Back to the OP, why are you posting this again and why don’t you just say whatever you want to say instead of being vague?

PegasusReturns · 20/04/2021 22:14

Oh come on loads of gorgeous women sleep with married men, although I appreciate that doesn’t suit the narrative Hmm

MarshmallowAra · 20/04/2021 22:35

Ime the married man usually presents himself to the single woman in a way that makes him technically married but actually single - the usual.ways are;

Together for kids, too.kids are older
Together for financial reasons
Together because she has MH problems/is vulnerable (often with implication not stable parent)
Together because parents, family etc would go mad, disinherit, whatever
Together until ABC timeline.
Like housemates, spark gone, biding time etc etc.
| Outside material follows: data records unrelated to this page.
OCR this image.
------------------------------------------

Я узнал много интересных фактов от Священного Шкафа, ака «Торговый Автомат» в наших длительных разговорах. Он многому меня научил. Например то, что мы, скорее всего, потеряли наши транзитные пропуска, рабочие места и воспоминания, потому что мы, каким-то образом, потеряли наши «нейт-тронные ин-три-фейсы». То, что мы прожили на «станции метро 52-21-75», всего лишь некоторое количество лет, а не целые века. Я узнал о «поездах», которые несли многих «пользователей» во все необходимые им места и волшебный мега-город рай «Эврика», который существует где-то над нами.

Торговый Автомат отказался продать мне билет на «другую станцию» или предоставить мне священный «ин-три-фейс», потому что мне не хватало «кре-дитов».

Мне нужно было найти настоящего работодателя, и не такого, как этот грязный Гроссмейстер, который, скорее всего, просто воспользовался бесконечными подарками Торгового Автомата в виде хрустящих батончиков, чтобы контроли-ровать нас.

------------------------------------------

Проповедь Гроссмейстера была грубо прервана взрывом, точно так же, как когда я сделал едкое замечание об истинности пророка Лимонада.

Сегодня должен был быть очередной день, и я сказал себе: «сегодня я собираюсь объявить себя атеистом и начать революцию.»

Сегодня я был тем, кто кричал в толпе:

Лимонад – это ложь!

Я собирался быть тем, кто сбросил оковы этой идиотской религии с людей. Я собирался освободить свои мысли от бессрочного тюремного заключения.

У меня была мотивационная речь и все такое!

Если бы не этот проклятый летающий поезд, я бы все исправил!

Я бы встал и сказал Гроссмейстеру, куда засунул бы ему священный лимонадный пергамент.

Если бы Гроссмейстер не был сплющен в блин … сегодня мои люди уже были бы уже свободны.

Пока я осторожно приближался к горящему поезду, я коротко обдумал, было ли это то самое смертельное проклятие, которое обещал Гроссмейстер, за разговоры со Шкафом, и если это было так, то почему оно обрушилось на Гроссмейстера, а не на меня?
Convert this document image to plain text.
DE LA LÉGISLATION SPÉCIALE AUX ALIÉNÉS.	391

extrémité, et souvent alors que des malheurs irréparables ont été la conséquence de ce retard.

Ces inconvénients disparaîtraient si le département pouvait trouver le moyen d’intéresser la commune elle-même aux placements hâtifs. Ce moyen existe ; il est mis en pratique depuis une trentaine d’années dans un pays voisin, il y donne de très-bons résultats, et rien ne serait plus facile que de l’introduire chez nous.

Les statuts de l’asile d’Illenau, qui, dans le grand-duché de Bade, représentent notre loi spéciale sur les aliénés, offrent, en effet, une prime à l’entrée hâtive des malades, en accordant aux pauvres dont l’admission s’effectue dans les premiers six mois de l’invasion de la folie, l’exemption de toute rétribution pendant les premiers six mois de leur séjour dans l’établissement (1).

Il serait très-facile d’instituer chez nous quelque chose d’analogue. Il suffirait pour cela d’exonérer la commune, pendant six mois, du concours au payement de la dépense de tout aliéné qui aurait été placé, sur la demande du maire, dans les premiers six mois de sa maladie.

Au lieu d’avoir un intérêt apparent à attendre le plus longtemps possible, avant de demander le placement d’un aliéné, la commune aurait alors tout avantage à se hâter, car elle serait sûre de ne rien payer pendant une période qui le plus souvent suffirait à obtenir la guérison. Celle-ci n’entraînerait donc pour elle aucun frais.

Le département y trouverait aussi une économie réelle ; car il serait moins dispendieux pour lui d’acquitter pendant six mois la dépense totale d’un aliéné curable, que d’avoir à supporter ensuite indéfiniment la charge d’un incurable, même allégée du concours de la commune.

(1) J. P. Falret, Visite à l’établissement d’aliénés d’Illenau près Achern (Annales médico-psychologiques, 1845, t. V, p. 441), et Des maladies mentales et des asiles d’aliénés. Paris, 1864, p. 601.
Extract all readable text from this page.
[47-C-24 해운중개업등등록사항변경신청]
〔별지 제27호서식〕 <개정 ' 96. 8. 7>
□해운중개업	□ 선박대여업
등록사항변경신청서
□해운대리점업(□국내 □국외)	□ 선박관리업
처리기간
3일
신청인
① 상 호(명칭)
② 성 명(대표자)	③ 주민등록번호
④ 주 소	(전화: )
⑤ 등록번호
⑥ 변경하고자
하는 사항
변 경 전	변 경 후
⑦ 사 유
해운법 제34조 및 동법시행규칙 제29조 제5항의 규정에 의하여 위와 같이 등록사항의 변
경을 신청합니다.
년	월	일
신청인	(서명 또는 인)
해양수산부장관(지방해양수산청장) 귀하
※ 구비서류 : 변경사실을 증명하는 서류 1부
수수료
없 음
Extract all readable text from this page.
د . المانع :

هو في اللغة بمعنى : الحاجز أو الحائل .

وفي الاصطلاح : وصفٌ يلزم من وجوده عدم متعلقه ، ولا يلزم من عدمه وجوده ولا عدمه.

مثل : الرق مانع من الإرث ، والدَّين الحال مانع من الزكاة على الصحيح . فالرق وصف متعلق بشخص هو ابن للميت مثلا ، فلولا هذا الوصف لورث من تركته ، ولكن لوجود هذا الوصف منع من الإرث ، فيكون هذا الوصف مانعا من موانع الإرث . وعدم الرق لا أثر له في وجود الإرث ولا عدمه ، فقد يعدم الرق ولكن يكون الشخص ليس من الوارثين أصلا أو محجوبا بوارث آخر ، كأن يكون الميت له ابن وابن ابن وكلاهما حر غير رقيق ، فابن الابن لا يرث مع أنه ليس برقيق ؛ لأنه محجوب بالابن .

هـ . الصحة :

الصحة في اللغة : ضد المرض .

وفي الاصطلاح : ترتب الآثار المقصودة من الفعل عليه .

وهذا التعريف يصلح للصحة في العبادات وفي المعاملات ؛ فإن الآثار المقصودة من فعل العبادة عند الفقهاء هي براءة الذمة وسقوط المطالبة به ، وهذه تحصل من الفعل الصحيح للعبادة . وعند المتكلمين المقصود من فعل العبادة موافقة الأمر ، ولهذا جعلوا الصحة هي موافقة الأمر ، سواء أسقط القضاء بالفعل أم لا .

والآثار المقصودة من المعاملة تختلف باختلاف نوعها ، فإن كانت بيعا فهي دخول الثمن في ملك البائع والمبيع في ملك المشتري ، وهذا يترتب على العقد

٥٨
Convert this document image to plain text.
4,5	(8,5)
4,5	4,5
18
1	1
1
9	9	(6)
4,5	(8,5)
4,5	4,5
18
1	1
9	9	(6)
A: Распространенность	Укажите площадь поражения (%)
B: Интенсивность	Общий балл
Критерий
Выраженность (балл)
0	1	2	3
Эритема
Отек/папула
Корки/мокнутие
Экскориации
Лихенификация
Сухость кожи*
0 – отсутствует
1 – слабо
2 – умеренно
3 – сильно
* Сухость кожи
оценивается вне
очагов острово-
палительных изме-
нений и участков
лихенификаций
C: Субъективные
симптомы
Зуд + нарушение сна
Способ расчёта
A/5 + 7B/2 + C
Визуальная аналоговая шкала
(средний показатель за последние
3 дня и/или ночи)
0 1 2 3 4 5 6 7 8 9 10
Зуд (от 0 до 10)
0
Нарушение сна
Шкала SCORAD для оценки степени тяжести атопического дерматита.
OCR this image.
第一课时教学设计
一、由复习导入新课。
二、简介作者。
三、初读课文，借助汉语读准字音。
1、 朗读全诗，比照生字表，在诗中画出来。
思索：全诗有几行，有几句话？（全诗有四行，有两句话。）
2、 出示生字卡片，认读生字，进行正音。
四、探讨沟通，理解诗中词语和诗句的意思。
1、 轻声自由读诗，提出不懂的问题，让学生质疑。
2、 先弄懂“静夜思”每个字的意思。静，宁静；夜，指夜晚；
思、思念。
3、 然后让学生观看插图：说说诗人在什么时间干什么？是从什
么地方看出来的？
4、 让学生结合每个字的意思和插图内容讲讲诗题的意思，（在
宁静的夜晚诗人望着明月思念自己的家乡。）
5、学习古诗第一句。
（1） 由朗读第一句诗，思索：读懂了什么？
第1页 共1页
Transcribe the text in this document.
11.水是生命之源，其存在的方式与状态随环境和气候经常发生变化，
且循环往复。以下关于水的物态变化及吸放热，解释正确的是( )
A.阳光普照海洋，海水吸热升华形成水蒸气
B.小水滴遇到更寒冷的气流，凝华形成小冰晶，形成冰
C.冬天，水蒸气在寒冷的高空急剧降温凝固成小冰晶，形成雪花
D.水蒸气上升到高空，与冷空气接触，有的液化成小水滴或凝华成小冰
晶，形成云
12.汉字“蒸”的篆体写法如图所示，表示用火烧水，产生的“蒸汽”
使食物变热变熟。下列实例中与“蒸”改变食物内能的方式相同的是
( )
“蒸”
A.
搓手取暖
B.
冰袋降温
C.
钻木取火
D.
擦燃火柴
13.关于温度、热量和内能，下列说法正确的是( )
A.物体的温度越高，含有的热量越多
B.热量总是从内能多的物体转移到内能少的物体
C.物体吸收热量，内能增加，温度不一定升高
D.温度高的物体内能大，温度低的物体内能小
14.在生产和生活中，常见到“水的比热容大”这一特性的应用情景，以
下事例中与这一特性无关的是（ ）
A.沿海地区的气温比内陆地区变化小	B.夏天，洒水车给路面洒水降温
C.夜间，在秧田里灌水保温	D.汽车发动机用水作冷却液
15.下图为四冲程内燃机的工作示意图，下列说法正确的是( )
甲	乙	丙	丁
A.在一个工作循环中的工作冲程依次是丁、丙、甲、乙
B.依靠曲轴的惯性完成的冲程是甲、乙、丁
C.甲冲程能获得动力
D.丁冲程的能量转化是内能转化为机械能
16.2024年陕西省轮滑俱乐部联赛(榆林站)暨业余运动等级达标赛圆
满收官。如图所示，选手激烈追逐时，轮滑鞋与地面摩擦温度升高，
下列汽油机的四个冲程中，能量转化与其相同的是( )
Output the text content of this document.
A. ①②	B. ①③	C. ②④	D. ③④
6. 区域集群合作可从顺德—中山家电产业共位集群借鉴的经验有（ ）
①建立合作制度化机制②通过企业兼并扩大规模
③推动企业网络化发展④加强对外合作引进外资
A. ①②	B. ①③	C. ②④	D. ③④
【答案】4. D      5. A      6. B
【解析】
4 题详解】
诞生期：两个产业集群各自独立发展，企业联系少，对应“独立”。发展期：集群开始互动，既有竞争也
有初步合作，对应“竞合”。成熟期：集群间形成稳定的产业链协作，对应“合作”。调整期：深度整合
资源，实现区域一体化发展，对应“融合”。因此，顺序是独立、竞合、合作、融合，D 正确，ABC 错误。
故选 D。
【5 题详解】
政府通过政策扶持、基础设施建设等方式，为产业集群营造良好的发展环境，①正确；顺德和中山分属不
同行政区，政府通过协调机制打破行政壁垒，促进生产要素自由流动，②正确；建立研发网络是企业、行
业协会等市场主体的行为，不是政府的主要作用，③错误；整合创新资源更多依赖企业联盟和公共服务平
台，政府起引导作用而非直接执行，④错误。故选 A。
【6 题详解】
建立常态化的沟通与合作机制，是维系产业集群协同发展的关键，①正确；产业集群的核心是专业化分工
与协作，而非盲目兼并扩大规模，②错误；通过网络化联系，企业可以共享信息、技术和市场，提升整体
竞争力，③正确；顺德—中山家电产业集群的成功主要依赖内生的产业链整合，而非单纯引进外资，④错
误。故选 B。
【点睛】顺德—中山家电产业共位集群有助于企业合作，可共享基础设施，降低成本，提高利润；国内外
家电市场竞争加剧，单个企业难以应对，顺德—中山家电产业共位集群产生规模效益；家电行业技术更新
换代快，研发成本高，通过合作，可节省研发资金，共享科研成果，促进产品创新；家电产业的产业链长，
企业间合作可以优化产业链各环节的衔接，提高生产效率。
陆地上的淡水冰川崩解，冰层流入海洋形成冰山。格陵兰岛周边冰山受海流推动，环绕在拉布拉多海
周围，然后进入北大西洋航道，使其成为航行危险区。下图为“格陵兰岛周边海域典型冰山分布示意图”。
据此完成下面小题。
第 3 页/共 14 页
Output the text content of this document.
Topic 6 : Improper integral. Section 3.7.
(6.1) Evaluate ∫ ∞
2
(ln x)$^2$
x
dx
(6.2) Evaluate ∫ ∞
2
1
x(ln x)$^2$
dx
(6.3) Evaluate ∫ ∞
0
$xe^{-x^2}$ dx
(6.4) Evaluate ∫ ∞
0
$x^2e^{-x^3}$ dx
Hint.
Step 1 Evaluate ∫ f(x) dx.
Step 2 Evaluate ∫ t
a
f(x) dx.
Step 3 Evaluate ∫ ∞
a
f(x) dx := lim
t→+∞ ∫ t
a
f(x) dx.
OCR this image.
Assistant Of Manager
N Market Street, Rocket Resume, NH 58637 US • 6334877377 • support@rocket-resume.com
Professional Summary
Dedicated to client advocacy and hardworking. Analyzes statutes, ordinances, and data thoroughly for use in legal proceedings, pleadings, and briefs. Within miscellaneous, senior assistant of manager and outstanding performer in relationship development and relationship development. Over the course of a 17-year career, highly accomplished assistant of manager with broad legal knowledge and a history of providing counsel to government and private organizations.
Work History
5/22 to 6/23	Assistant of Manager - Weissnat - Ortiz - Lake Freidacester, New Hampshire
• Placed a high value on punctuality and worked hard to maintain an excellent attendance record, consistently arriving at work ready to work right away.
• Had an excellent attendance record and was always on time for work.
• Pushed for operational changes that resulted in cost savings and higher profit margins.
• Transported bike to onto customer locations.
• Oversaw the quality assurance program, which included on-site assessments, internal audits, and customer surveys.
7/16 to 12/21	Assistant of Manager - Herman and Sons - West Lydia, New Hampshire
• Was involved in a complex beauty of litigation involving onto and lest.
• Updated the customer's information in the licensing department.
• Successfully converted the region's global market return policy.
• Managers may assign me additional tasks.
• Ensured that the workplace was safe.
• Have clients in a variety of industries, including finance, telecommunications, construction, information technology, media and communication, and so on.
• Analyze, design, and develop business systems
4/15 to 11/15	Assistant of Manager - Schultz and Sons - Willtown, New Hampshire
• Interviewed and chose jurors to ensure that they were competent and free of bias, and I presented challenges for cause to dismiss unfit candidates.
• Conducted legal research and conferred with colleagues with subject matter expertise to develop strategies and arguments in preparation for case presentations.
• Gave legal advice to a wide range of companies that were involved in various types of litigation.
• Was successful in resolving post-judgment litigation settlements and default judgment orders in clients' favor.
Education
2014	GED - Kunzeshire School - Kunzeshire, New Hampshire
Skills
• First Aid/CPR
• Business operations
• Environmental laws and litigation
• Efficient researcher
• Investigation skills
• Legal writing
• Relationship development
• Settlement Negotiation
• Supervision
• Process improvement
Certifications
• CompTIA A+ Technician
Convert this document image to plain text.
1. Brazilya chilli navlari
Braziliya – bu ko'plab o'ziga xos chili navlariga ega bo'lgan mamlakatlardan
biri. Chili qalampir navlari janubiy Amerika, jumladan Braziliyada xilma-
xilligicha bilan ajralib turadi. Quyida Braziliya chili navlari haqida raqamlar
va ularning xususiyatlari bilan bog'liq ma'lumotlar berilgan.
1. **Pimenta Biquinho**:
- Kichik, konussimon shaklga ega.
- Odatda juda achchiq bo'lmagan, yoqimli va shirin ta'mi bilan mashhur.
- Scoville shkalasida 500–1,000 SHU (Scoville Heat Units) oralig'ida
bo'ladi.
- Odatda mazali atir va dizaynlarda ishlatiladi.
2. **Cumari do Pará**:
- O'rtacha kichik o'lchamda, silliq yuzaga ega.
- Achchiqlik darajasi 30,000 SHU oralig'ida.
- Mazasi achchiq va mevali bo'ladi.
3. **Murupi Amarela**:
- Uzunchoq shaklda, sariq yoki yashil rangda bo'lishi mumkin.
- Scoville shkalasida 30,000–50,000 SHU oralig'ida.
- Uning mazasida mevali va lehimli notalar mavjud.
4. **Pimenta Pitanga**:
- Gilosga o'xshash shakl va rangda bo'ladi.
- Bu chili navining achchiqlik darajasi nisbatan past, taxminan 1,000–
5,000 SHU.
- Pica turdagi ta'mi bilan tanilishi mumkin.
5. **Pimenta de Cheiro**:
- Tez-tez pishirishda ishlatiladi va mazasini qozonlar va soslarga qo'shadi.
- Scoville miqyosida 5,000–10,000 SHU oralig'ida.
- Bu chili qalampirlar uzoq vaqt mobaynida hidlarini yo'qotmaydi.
There is nearly always a narrative that makes him only technically married a d also makes him a good guy for not leaving her yet (would upset/destabilise kids, would destabilise her etc). Of course if he was a real good guy he wouldn't be sniffing around and getting involved with another woman while he's being such a "martyer" - he'd keep himself to himself til they split but ...

The narrative, alongside the fact that many women project their female motivations into cheating men (wouldn't be cheating if not unhappy and uncommitted) is what usually draws the single woman in.

One drawn in and engaged emotionally; the pick me dance/competition and her self esteem getting tangled up in why this man won't choose her completely and leave this woman for her, means they can get quite invested, addicted even .. to trying to "win".

If they're dumped, they are often very angry and very upset. Naturally - be wise they've most often been deceived, manipulated and future faked.

FriedTomatoe · 20/04/2021 22:40

The year following my divorce, every man that I attracted was married. This was 4 men in the space of 7 months. The "reasons" they gave me for wanting to get involved with another woman wasn't just the usual narrative that of sleeping in separate beds. One suggested meeting for "coffee" without his wife present, one professed undying love, the one after that told me he was separated (turned out he was still living with his wife), the last was unfortunate because I met him online and didn't find out he was married until 6 months into the relationship. My point is that men will say whatever it takes to get a single woman into bed. It's not always the woman's fault and men are bastards.

Whether I would feel sympathy for a woman who gets dumped depends entirely on her attitude towards the relationship. If she realised what she did was wrong, was prepared to do the right thing and left him alone I would have sympathy. Break-ups are hard as it is and as a woman I think it's really important to try and understand rather than judge.

TheWashingMachine · 20/04/2021 22:41

It isn't her problem, she is not the one who made the commitment by getting married. She is a free agent.